Concernant un autre point de friction entre l'école et les familles, à savoir les lettres envoyées par la direction pour tenter de forcer le paiement des frais de scolarité de la Fondation El Karmel – certains parents ont cessé de les payer à cause du conflit -, la commission oblige le centre à publier sur son site Internet que ces paiements mensuels sont volontaires, ainsi que d'autres liés à des services complémentaires ou extrascolaires. Dans ce cas, l'Éducation oblige le centre à éliminer la phrase et le slogan qui indiquaient que « pour s'inscrire à des activités extrascolaires, il faut être à jour de ses paiements scolaires ». Ainsi, le centre doit procéder immédiatement à ces modifications et informer de manière appropriée et par écrit les familles actuelles, les nouvelles, ainsi qu'au début des réunions de cours.
En ce qui concerne les frais de scolarité, le centre est également tenu d'informer en détail des services qu'ils doivent payer et de ceux qu'ils ne doivent pas payer pour les élèves vulnérables qui bénéficient d'une aide scolaire ou que l'Éducation accorde en échange de la répartition de ces élèves et de leur inscription dans les écoles subventionnées, dans le cadre du plan contre la ségrégation scolaire.
De même, l'école est invitée à rencontrer les familles et les enseignants pour expliquer le projet éducatif du Centre (qui détaille la ligne pédagogique), en plus de l'approuver avec le conseil scolaire et de le publier sur le site Internet avant la fin janvier.
L'amélioration de la communication entre la direction et la communauté éducative est un autre aspect à améliorer. En ce sens, les actions sont multiples. D'une part, le centre est invité à revoir la lettre d'engagement que les familles doivent signer au début de l'année scolaire, à réaliser une enquête annuelle de satisfaction auprès des parents et à communiquer aux familles les sorties qui seront faites, « accompagnées de la description des objectifs pédagogiques », qui doivent également être approuvés par le conseil d'école. En effet, il est également demandé que les accords de cet organisme soient publiés, que l'on tienne des réunions périodiques avec les délégués de chaque classe ou que l'on soumette à l'inspection les plaintes des familles et le suivi qui a été effectué. Enfin, lors de ce cours et du suivant, les inspecteurs rencontreront des « participants choisis au hasard » pour surveiller l'idéologie du centre.
De son côté, l'école a envoyé une lettre communiquant les résultats de la commission le 28 novembre, jour de la dernière session et sans disposer du rapport de conclusions finales, qui arriverait une semaine plus tard. Le centre a souligné que les accusations d'endoctrinement des familles « étaient discréditées » et a expliqué le reste des aspects de manière très voilée, s'éloignant ainsi des instructions de la Generalitat.
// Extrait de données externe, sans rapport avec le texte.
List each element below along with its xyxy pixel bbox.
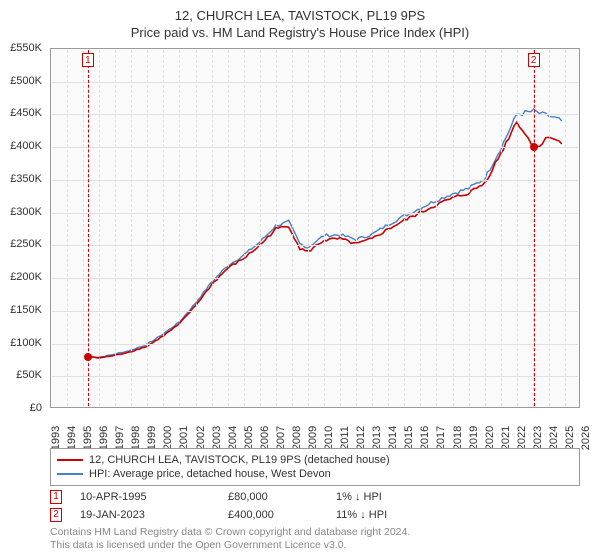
sale-date-1: 10-APR-1995 bbox=[80, 491, 210, 503]
legend-label-property: 12, CHURCH LEA, TAVISTOCK, PL19 9PS (det… bbox=[89, 454, 390, 466]
x-tick-label: 2013 bbox=[371, 426, 383, 450]
x-tick-label: 2012 bbox=[355, 426, 367, 450]
sale-row-1: 1 10-APR-1995 £80,000 1% ↓ HPI bbox=[50, 488, 580, 506]
x-tick-label: 2009 bbox=[307, 426, 319, 450]
attribution: Contains HM Land Registry data © Crown c… bbox=[50, 526, 580, 552]
legend-swatch-hpi bbox=[57, 473, 83, 475]
x-tick-label: 1993 bbox=[50, 426, 62, 450]
sales-table: 1 10-APR-1995 £80,000 1% ↓ HPI 2 19-JAN-… bbox=[50, 488, 580, 524]
x-tick-label: 1995 bbox=[82, 426, 94, 450]
chart-marker-1: 1 bbox=[82, 53, 94, 67]
x-tick-label: 2024 bbox=[548, 426, 560, 450]
sale-price-1: £80,000 bbox=[228, 491, 318, 503]
x-tick-label: 2026 bbox=[580, 426, 592, 450]
legend: 12, CHURCH LEA, TAVISTOCK, PL19 9PS (det… bbox=[50, 448, 580, 486]
y-tick-label: £0 bbox=[30, 402, 42, 414]
legend-item-hpi: HPI: Average price, detached house, West… bbox=[57, 467, 573, 481]
x-axis: 1993 1994 1995 1996 1997 1998 1999 2000 2001 2002… bbox=[50, 410, 580, 450]
y-tick-label: £200K bbox=[10, 271, 42, 283]
x-tick-label: 2018 bbox=[452, 426, 464, 450]
y-tick-label: £300K bbox=[10, 206, 42, 218]
x-tick-label: 2007 bbox=[275, 426, 287, 450]
sale-marker-1: 1 bbox=[50, 490, 62, 504]
x-tick-label: 2005 bbox=[243, 426, 255, 450]
x-tick-label: 2025 bbox=[564, 426, 576, 450]
y-axis: £0£50K£100K£150K£200K£250K£300K£350K£400… bbox=[0, 48, 46, 408]
sale-row-2: 2 19-JAN-2023 £400,000 11% ↓ HPI bbox=[50, 506, 580, 524]
chart-subtitle: Price paid vs. HM Land Registry's House … bbox=[0, 23, 600, 46]
chart-container: 12, CHURCH LEA, TAVISTOCK, PL19 9PS Pric… bbox=[0, 0, 600, 560]
sale-price-2: £400,000 bbox=[228, 509, 318, 521]
chart-marker-2: 2 bbox=[528, 53, 540, 67]
sale-dot-2 bbox=[530, 143, 538, 151]
sale-dot-1 bbox=[84, 353, 92, 361]
plot-background: 12 bbox=[50, 48, 580, 408]
x-tick-label: 2006 bbox=[259, 426, 271, 450]
attribution-line-1: Contains HM Land Registry data © Crown c… bbox=[50, 526, 580, 539]
x-tick-label: 1994 bbox=[66, 426, 78, 450]
x-tick-label: 2019 bbox=[468, 426, 480, 450]
chart-plot-area: 12 bbox=[50, 48, 580, 408]
chart-title: 12, CHURCH LEA, TAVISTOCK, PL19 9PS bbox=[0, 0, 600, 23]
x-tick-label: 1997 bbox=[114, 426, 126, 450]
legend-swatch-property bbox=[57, 459, 83, 461]
x-tick-label: 2001 bbox=[178, 426, 190, 450]
sale-diff-2: 11% ↓ HPI bbox=[336, 509, 426, 521]
sale-date-2: 19-JAN-2023 bbox=[80, 509, 210, 521]
x-tick-label: 2011 bbox=[339, 426, 351, 450]
x-tick-label: 1998 bbox=[130, 426, 142, 450]
attribution-line-2: This data is licensed under the Open Gov… bbox=[50, 539, 580, 552]
legend-item-property: 12, CHURCH LEA, TAVISTOCK, PL19 9PS (det… bbox=[57, 453, 573, 467]
sale-diff-1: 1% ↓ HPI bbox=[336, 491, 426, 503]
y-tick-label: £100K bbox=[10, 337, 42, 349]
x-tick-label: 2021 bbox=[500, 426, 512, 450]
x-tick-label: 2015 bbox=[403, 426, 415, 450]
x-tick-label: 2017 bbox=[435, 426, 447, 450]
legend-label-hpi: HPI: Average price, detached house, West… bbox=[89, 468, 331, 480]
y-tick-label: £400K bbox=[10, 140, 42, 152]
x-tick-label: 2000 bbox=[162, 426, 174, 450]
x-tick-label: 1996 bbox=[98, 426, 110, 450]
x-tick-label: 2003 bbox=[211, 426, 223, 450]
x-tick-label: 1999 bbox=[146, 426, 158, 450]
y-tick-label: £50K bbox=[16, 369, 42, 381]
x-tick-label: 2008 bbox=[291, 426, 303, 450]
y-tick-label: £350K bbox=[10, 173, 42, 185]
x-tick-label: 2023 bbox=[532, 426, 544, 450]
y-tick-label: £450K bbox=[10, 107, 42, 119]
sale-marker-2: 2 bbox=[50, 508, 62, 522]
x-tick-label: 2020 bbox=[484, 426, 496, 450]
x-tick-label: 2010 bbox=[323, 426, 335, 450]
x-tick-label: 2014 bbox=[387, 426, 399, 450]
y-tick-label: £150K bbox=[10, 304, 42, 316]
x-tick-label: 2002 bbox=[195, 426, 207, 450]
y-tick-label: £550K bbox=[10, 42, 42, 54]
x-tick-label: 2016 bbox=[419, 426, 431, 450]
y-tick-label: £500K bbox=[10, 75, 42, 87]
y-tick-label: £250K bbox=[10, 238, 42, 250]
x-tick-label: 2004 bbox=[227, 426, 239, 450]
x-tick-label: 2022 bbox=[516, 426, 528, 450]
En fait, ce n'est pas la première fois que le Ministère demande des informations et demande des changements, sur des aspects similaires à ceux du rapport de la commission. En juin, elle a adressé une demande au centre pour accréditer, dans un délai de 15 jours, la compétence linguistique en catalan de quatre professeurs et le master en pédagogie secondaire de deux professeurs. Il a également demandé des informations claires sur les tarifs, un plan pour rétablir la cordialité avec les familles. Le même mois, l'école a poursuivi trois d'entre eux en justice.